I sewed my father into a specially designed, handmade bear suit. He was indistinguishable from a real bear, and yet retained the necessary functions of a human. I also provided a GPS radio collar. Then I air-dropped him into a densely forested preserve. When I returned a year later I found he had mated with an Asian black bear. He and she and their two cubs lived a quiet life in a mountain cave.

After sharing a meal of berries and honey and wild piglets I asked to speak to my father in private. He led me on a path away from the cave to the edge of a cliff. This view of surrounding mountains and rivers and forest is magnificent . . . “Yes, it is,” he said. “What, you can read minds now?” I said. “A small trick for a bear, as it turns out.”

I thought this over for a moment; but it did not change my purpose. “Dad,” I said, “it’s time to go home.
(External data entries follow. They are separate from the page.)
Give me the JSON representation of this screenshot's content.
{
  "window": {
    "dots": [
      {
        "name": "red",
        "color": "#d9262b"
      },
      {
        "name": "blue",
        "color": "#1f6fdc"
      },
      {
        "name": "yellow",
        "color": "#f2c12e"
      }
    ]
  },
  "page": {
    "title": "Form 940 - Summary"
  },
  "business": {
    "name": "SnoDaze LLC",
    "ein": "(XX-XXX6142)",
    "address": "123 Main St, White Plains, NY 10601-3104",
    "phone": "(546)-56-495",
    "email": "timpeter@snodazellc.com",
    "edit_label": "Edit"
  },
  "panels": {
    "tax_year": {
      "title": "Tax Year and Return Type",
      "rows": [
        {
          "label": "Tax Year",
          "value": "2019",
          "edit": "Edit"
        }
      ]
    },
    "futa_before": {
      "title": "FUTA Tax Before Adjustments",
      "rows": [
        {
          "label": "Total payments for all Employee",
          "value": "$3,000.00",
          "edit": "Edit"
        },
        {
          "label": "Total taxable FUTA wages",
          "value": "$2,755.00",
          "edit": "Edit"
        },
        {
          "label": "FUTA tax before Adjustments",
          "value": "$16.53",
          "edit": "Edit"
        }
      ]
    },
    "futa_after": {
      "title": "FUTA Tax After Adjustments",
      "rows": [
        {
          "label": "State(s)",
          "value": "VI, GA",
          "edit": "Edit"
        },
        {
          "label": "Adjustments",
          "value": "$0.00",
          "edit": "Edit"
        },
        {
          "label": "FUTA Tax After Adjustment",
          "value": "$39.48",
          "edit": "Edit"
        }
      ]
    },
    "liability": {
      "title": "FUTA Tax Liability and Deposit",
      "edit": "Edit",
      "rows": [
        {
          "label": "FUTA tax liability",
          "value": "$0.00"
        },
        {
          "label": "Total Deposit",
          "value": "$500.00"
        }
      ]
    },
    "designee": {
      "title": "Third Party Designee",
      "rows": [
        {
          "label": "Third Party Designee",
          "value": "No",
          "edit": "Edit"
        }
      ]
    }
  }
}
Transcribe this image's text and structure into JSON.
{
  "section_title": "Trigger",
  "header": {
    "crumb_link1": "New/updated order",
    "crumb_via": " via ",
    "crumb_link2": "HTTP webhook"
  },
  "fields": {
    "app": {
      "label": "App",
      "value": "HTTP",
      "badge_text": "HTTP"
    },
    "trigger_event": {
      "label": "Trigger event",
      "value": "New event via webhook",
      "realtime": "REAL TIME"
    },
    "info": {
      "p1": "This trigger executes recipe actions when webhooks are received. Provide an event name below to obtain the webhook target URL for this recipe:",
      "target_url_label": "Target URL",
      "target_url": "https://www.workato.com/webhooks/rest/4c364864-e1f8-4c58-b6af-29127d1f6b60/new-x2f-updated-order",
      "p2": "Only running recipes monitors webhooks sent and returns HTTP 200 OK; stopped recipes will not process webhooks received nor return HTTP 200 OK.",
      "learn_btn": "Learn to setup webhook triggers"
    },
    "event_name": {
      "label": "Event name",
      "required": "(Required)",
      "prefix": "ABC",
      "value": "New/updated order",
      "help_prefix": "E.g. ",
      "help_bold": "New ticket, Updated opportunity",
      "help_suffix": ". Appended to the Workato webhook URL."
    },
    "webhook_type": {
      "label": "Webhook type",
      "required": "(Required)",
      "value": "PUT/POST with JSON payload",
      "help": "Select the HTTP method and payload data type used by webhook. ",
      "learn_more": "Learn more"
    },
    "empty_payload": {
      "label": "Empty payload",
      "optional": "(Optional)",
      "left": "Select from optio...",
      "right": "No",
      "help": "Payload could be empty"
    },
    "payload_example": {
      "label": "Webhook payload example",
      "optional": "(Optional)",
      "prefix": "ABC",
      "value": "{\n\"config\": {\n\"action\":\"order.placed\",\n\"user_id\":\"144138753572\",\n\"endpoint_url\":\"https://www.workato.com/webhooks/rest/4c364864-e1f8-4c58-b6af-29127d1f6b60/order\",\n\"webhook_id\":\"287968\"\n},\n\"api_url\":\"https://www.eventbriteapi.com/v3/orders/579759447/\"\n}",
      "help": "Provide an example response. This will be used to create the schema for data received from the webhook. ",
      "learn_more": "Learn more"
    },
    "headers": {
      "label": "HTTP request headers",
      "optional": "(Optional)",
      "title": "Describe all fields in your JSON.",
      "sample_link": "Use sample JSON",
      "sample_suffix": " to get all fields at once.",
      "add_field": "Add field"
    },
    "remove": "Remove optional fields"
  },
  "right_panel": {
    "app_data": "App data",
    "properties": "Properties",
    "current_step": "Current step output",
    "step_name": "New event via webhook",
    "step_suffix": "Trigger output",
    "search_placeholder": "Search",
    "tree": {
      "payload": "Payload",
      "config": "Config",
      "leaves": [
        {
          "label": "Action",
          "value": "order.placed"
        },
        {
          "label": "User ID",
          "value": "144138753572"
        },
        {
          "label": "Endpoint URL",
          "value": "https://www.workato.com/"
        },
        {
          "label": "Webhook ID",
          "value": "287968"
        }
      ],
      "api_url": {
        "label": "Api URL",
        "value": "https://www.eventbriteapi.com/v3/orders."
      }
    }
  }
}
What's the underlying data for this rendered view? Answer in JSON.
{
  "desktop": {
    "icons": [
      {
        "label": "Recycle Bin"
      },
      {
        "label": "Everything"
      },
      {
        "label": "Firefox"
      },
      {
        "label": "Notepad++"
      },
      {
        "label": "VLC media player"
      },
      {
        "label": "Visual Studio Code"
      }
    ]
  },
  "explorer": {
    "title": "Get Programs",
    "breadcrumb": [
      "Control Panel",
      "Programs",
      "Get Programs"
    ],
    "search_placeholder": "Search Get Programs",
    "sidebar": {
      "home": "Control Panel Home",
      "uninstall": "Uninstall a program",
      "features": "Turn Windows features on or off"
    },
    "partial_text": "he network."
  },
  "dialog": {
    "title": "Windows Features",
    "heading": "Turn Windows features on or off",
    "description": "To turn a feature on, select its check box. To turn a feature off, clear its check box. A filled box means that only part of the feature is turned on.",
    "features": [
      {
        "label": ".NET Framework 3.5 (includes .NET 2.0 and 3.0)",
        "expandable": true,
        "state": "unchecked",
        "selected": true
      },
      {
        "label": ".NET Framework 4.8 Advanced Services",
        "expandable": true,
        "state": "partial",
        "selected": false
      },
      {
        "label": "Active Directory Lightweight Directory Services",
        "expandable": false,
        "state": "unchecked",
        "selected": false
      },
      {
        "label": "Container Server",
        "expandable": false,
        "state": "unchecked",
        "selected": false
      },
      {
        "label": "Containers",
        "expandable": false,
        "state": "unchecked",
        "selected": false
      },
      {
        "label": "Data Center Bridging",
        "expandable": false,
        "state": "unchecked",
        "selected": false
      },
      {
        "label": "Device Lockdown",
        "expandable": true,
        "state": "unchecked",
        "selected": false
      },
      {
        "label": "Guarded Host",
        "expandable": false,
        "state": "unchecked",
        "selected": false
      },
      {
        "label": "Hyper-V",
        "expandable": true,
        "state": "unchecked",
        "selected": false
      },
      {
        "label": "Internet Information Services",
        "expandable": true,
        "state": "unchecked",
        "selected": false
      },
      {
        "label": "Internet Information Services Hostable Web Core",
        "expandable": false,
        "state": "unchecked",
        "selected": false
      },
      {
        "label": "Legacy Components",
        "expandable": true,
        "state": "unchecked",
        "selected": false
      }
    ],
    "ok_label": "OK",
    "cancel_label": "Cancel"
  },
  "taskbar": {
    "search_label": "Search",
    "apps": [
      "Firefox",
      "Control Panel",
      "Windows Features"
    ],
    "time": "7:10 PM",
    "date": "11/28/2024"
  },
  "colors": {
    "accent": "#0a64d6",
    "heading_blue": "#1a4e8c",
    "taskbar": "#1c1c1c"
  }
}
The experiment is over.” He stared at me with his great, incongruous blue eyes and bear face, and said, “No.” “Yes.” “No.” “Yes.” “NO!” he said finally and swatted a nearby douglas fir with one paw. The tree flew several yards over my head and came to rest in the snow, dirt trickling from its upended roots.

“It’s been good to see you,” I said, and rose. “Same here,” he said and also stood, “but I think it best if you didn’t come back.” I agreed, and held wide my arms for a goodbye embrace. I could hear and feel the cracking of my ribs, which I consoled myself would heal completely in time. “Don’t tell your mother,” he said. “In fact, tell her I’ve died.” “Well, you are dead, aren’t you?” “Yes,” he said, and scampered up the path with surprising agility, on all fours.